Op zulk een tijdstip, zoo duister, zoo droevig, zuchtte mijn hart naar menschelijk medegevoel, - maar in plaats daarvan,
Mijn vreugde bij mijn smart, stondt ge eensklaps aan mijne zijde!
Zij bewoog zich voort als een van die liefelijke wezens, welke de romantische jeugd zich op de zonnige paden van [ 170 ]het Eden der verbeelding, voor den geest toovert, - een koningin der schoonheid, zonder versierselen, maar getooid met hare alles overtreffende bekoorlijkheid. Haar tred was zoo licht, dat het oor hare nadering niet vernam, en indien hare bezielde aanraking niet eene magische trilling had doen ontstaan, zou zij ongemerkt, ongezocht voorbijgegleden zijn. Een zonderlinge droefheid zetelde op hare gelaatstrekken, als ijzige tranen op Decembers winterkleed, toen zij naar de strijdende elementen daar buiten wees en mij verzocht de beide wezens, die daar werden voorgesteld, te aanschouwen.’[1]

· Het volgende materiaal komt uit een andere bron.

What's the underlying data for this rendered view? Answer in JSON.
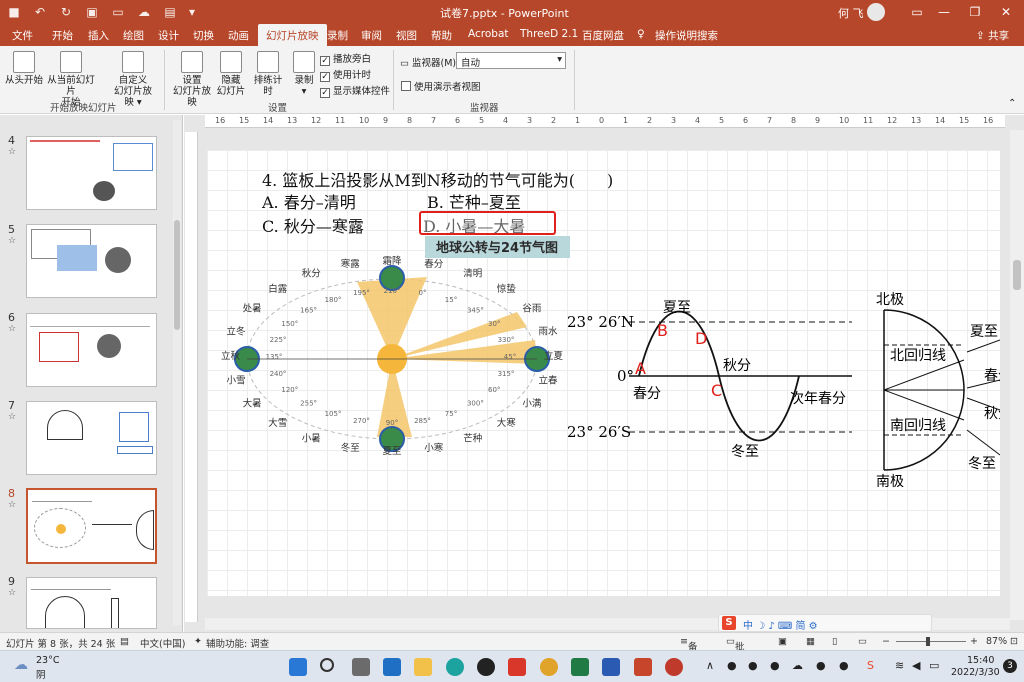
{
  "titlebar": {
    "title": "试卷7.pptx  -  PowerPoint",
    "user": "何 飞",
    "min": "—",
    "restore": "❐",
    "close": "✕"
  },
  "tabs": [
    "文件",
    "开始",
    "插入",
    "绘图",
    "设计",
    "切换",
    "动画",
    "幻灯片放映",
    "录制",
    "审阅",
    "视图",
    "帮助",
    "Acrobat",
    "ThreeD 2.1",
    "百度网盘",
    "操作说明搜索"
  ],
  "share_label": "共享",
  "ribbon": {
    "from_start": "从头开始",
    "from_current_1": "从当前幻灯片",
    "from_current_2": "开始",
    "custom_1": "自定义",
    "custom_2": "幻灯片放映 ▾",
    "group1": "开始放映幻灯片",
    "setup_1": "设置",
    "setup_2": "幻灯片放映",
    "hide_1": "隐藏",
    "hide_2": "幻灯片",
    "rehearse": "排练计时",
    "record": "录制",
    "record_arrow": "▾",
    "cb_narration": "播放旁白",
    "cb_timing": "使用计时",
    "cb_media": "显示媒体控件",
    "group2": "设置",
    "monitor_label": "监视器(M):",
    "monitor_value": "自动",
    "presenter_view": "使用演示者视图",
    "group3": "监视器"
  },
  "slides": [
    {
      "num": "4",
      "star": "☆"
    },
    {
      "num": "5",
      "star": "☆"
    },
    {
      "num": "6",
      "star": "☆"
    },
    {
      "num": "7",
      "star": "☆"
    },
    {
      "num": "8",
      "star": "☆"
    },
    {
      "num": "9",
      "star": "☆"
    }
  ],
  "ruler_ticks": [
    "16",
    "15",
    "14",
    "13",
    "12",
    "11",
    "10",
    "9",
    "8",
    "7",
    "6",
    "5",
    "4",
    "3",
    "2",
    "1",
    "0",
    "1",
    "2",
    "3",
    "4",
    "5",
    "6",
    "7",
    "8",
    "9",
    "10",
    "11",
    "12",
    "13",
    "14",
    "15",
    "16"
  ],
  "question": {
    "stem": "4. 篮板上沿投影从M到N移动的节气可能为(　　)",
    "opt_a": "A. 春分–清明",
    "opt_b": "B. 芒种–夏至",
    "opt_c": "C. 秋分—寒露",
    "opt_d": "D. 小暑—大暑"
  },
  "diagram": {
    "title": "地球公转与24节气图",
    "terms": [
      "霜降",
      "寒露",
      "秋分",
      "白露",
      "处暑",
      "立冬",
      "立秋",
      "小雪",
      "大暑",
      "大雪",
      "小暑",
      "冬至",
      "夏至",
      "小寒",
      "芒种",
      "大寒",
      "小满",
      "立春",
      "立夏",
      "雨水",
      "谷雨",
      "惊蛰",
      "清明",
      "春分"
    ],
    "degrees": [
      "210°",
      "195°",
      "180°",
      "165°",
      "150°",
      "225°",
      "135°",
      "240°",
      "120°",
      "255°",
      "105°",
      "270°",
      "90°",
      "285°",
      "75°",
      "300°",
      "60°",
      "315°",
      "45°",
      "330°",
      "30°",
      "345°",
      "15°",
      "0°"
    ]
  },
  "sine_chart": {
    "lat_n": "23° 26′N",
    "lat_0": "0°",
    "lat_s": "23° 26′S",
    "summer": "夏至",
    "spring": "春分",
    "autumn": "秋分",
    "winter": "冬至",
    "next_spring": "次年春分",
    "pt_a": "A",
    "pt_b": "B",
    "pt_c": "C",
    "pt_d": "D"
  },
  "earth_fig": {
    "north_pole": "北极",
    "south_pole": "南极",
    "tropic_n": "北回归线",
    "tropic_s": "南回归线",
    "summer": "夏至",
    "spring": "春分",
    "autumn": "秋分",
    "winter": "冬至"
  },
  "status": {
    "slide_info": "幻灯片 第 8 张，共 24 张",
    "lang": "中文(中国)",
    "access": "辅助功能: 调查",
    "notes": "备注",
    "comments": "批注",
    "zoom": "87%"
  },
  "ime_text": "中 ☽ ♪ ⌨ 简 ⚙",
  "taskbar": {
    "temp": "23°C",
    "weather": "阴",
    "time": "15:40",
    "date": "2022/3/30",
    "notif": "3"
  },
  "colors": {
    "accent": "#b7472a",
    "highlight_red": "#e0201a",
    "sun": "#f5b73b",
    "wedge": "#f3c56a"
  }
}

Deze nachtmerrie omvatte tien bladzijden schrifts en sloot met een preek, wanhopig akelig voor de Anti-Presbyterianen, doch die den eersten prijs behaalde en als de schoonste proeve van den avond werd beschouwd.

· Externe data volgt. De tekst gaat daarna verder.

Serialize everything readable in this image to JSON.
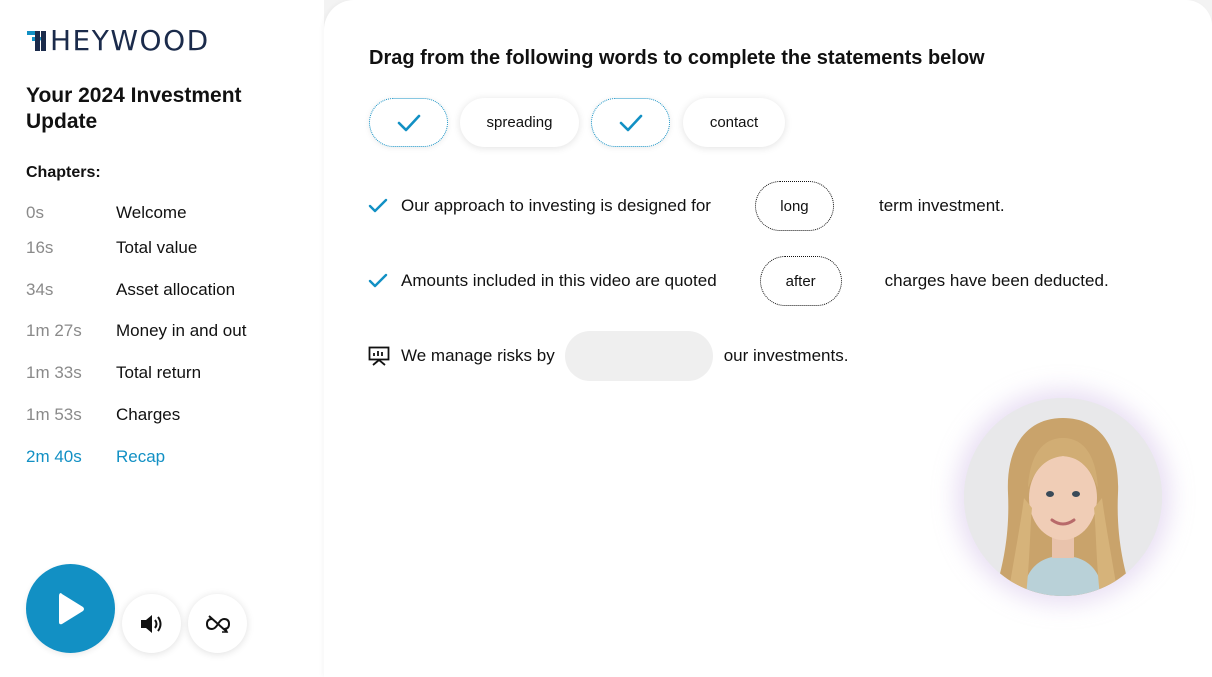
{
  "brand": {
    "logo_text": "HEYWOOD",
    "accent": "#1290c4",
    "navy": "#1b2b4b"
  },
  "course": {
    "title": "Your 2024 Investment Update"
  },
  "chapters": {
    "heading": "Chapters:",
    "items": [
      {
        "time": "0s",
        "label": "Welcome"
      },
      {
        "time": "16s",
        "label": "Total value"
      },
      {
        "time": "34s",
        "label": "Asset allocation"
      },
      {
        "time": "1m 27s",
        "label": "Money in and out"
      },
      {
        "time": "1m 33s",
        "label": "Total return"
      },
      {
        "time": "1m 53s",
        "label": "Charges"
      },
      {
        "time": "2m 40s",
        "label": "Recap",
        "active": true
      }
    ]
  },
  "controls": {
    "play_icon": "play-icon",
    "sound_icon": "speaker-icon",
    "loop_icon": "loop-off-icon"
  },
  "activity": {
    "instructions": "Drag from the following words to complete the statements below",
    "word_bank": [
      {
        "state": "used",
        "icon": "check-icon"
      },
      {
        "state": "available",
        "text": "spreading"
      },
      {
        "state": "used",
        "icon": "check-icon"
      },
      {
        "state": "available",
        "text": "contact"
      }
    ],
    "statements": [
      {
        "status_icon": "check-icon",
        "before": "Our approach to investing is designed for",
        "answer": "long",
        "after": "term investment."
      },
      {
        "status_icon": "check-icon",
        "before": "Amounts included in this video are quoted",
        "answer": "after",
        "after": "charges have been deducted."
      },
      {
        "status_icon": "presentation-icon",
        "before": "We manage risks by",
        "answer": "",
        "after": "our investments."
      }
    ]
  }
}
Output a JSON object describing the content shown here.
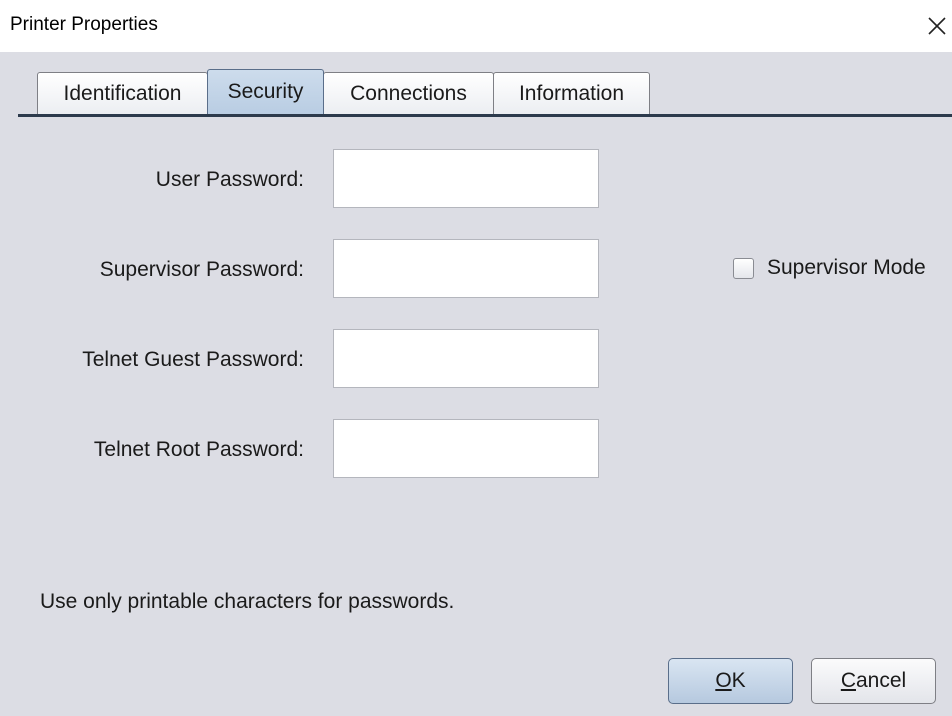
{
  "window": {
    "title": "Printer Properties",
    "close_icon": "close-icon"
  },
  "tabs": [
    {
      "label": "Identification",
      "active": false
    },
    {
      "label": "Security",
      "active": true
    },
    {
      "label": "Connections",
      "active": false
    },
    {
      "label": "Information",
      "active": false
    }
  ],
  "security": {
    "fields": [
      {
        "label": "User Password:",
        "value": ""
      },
      {
        "label": "Supervisor Password:",
        "value": ""
      },
      {
        "label": "Telnet Guest Password:",
        "value": ""
      },
      {
        "label": "Telnet Root Password:",
        "value": ""
      }
    ],
    "supervisor_mode": {
      "label": "Supervisor Mode",
      "checked": false
    },
    "hint": "Use only printable characters for passwords."
  },
  "buttons": {
    "ok": {
      "mnemonic": "O",
      "rest": "K"
    },
    "cancel": {
      "mnemonic": "C",
      "rest": "ancel"
    }
  },
  "colors": {
    "background": "#dcdde4",
    "active_tab": "#c3d5ea",
    "tab_line": "#2c3a4c"
  }
}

De burgemeester van St. Petersburg hield onder het overreiken van den prijs, aan haar die hem behaald had, eene schitterende redevoering, in welke hij betuigde, dat dit de welsprekendste rede was, die zijne ooren ooit gehoord hadden en dat Daniel Webster zelfs er trotsch op had kunnen zijn.
In het voorbijgaan moet gezegd worden, dat de opstellen, welke overvloeien van het woord ‘heerlijk’ als ook van de vergelijking ‘menschelijke ondervinding’, met ‘een bladzijde uit het leven’, het gemiddeld aantal overtrof.

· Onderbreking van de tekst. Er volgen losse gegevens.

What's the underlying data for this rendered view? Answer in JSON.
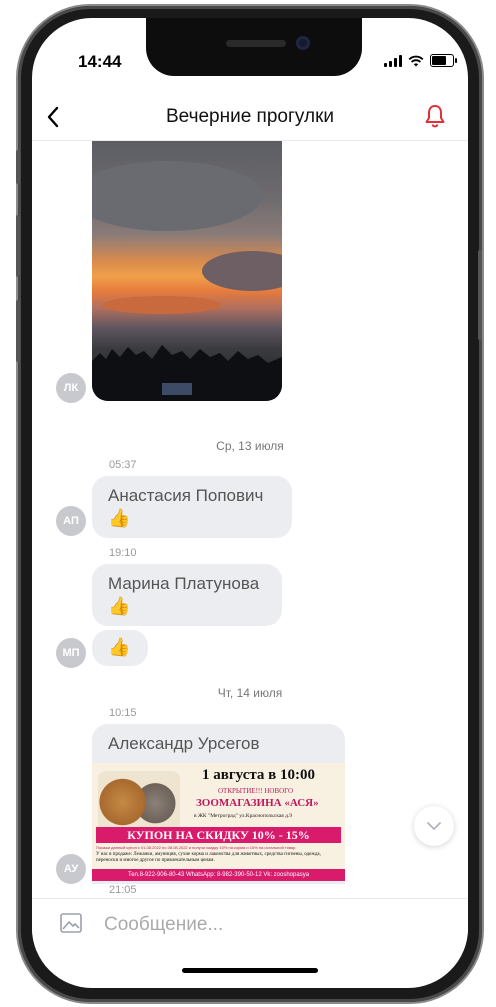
{
  "status_bar": {
    "time": "14:44"
  },
  "header": {
    "title": "Вечерние прогулки",
    "back_icon": "chevron-left-icon",
    "bell_icon": "bell-icon",
    "accent": "#e0303a"
  },
  "messages": {
    "m1": {
      "avatar": "ЛК"
    },
    "sep1": {
      "date": "Ср, 13 июля"
    },
    "m2": {
      "time": "05:37",
      "author": "Анастасия Попович",
      "emoji": "👍",
      "avatar": "АП"
    },
    "m3": {
      "time": "19:10",
      "author": "Марина Платунова",
      "emoji": "👍",
      "emoji2": "👍",
      "avatar": "МП"
    },
    "sep2": {
      "date": "Чт, 14 июля"
    },
    "m4": {
      "time": "10:15",
      "author": "Александр Урсегов",
      "avatar": "АУ",
      "ad": {
        "date_line": "1 августа в 10:00",
        "opening": "ОТКРЫТИЕ!!! НОВОГО",
        "shop": "ЗООМАГАЗИНА «АСЯ»",
        "address": "в ЖК \"Метроград\" ул.Краснопольская д.9",
        "coupon": "КУПОН НА СКИДКУ 10% - 15%",
        "fine_print": "Покажи данный купон с 01.08.2022 по 08.08.2022 и получи скидку 10% на корма и 15% на остальной товар.",
        "sale": "У нас в продаже: Лежанки, амуниция, сухие корма и лакомства для животных, средства гигиены, одежда, переноски и многое другое по привлекательным ценам.",
        "contacts": "Тел.8-922-906-80-43  WhatsApp: 8-982-390-50-12  Vk: zooshopasya"
      }
    },
    "last_time": "21:05"
  },
  "composer": {
    "placeholder": "Сообщение...",
    "value": ""
  }
}
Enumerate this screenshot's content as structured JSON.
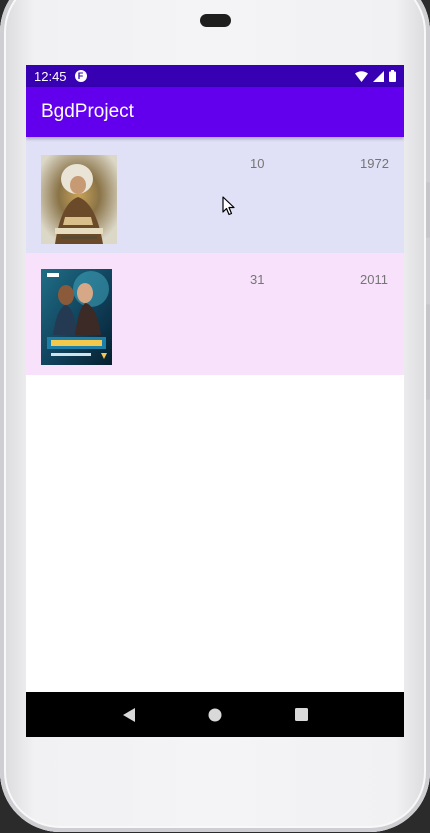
{
  "status_bar": {
    "time": "12:45",
    "app_icon": "F",
    "background": "#3700b3",
    "icons": [
      "wifi-icon",
      "cell-signal-icon",
      "battery-icon"
    ]
  },
  "app_bar": {
    "title": "BgdProject",
    "background": "#6200ee"
  },
  "list": {
    "items": [
      {
        "number": "10",
        "year": "1972",
        "background": "#e0e0f6",
        "image": "doctor-who-dvd-cover-1972"
      },
      {
        "number": "31",
        "year": "2011",
        "background": "#f7e1fb",
        "image": "doctor-who-dvd-cover-2011"
      }
    ]
  },
  "nav_bar": {
    "background": "#000000",
    "icons": [
      "back-icon",
      "home-icon",
      "recents-icon"
    ]
  }
}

Thans schoof de meester opgewonden tot aan luidruchtigheid toe, zijn stoel op zijde, ging met den rug naar het publiek staan en begon zijne aardrijkskundige lessen door op het bord eene kaart van Amerika te teekenen. Doch [ 171 ]hij maakte met zijne onvaste hand een figuur - en er werd een onderdrukt gelach in de school gehoord. Hij wist wat er aan haperde en deed zijn best om de fout te herstellen, veegde enkele lijnen met de spons uit en maakte weder nieuwe. Helaas! zij werden hoe langer hoe slechter en het gegiegel werd luider. Hij wijdde zijn gansche aandacht aan het werk, alsof hij besloten had zich niet door het publiek uit het veld te laten slaan. Hij voelde, dat aller oogen op hem gevestigd waren, en verbeeldde zich dat het beter ging. En toch hield het gegiegel aan, ja, het vermeerderde blijkbaar. En daartoe was wel reden. Boven zijn hoofd was een vliering met een luik, en uit dat luik, kwam een kat te voorschijn, welke men een touw om de achterpooten gehecht had. Die kat had een doekje om den kop en de kaken gebonden, om haar het miauwen te beletten. Terwijl zij langzaam naar beneden sukkelde, kromde zij zich naar alle kanten, sloeg hare klauwen om het touw, schommelde vervolgens naar de laagte en krabde tegen de ontastbare lucht. Het gegiegel werd erger en erger: de kat was omstreeks zes duim van des soezerigen meesters hoofd. Nog een weinig later en zij greep met hare klauwen wanhopig naar des meesters pruik, klemde zich daaraan vast en werd een oogenblik later weder tot de vliering opgetrokken, met haar zegeteeken tusschen de pooten. En welk een lichtgloed verspreidde zich toen van des meesters hoofd. Immers de verversjongen had dat lichaamsdeel met verguldsel besmeerd.
Met dit tooneel werd de vergadering gesloten. De jongens waren gewroken en de vacantie was begonnen.
- ↑ De dusgenaamde ‘opstellen’, die wij hier hebben aangehaald, zijn zonder eenige verandering genomen uit een werkje getiteld: ‘Proza en poëzie, door eene dame uit het verre Westen’. Zij zijn volmaakt naar het gewone schoolmeisjesmodel, en vandaar dat wij beter geslaagd zijn, dan wanneer wij er een hadden verzonnen.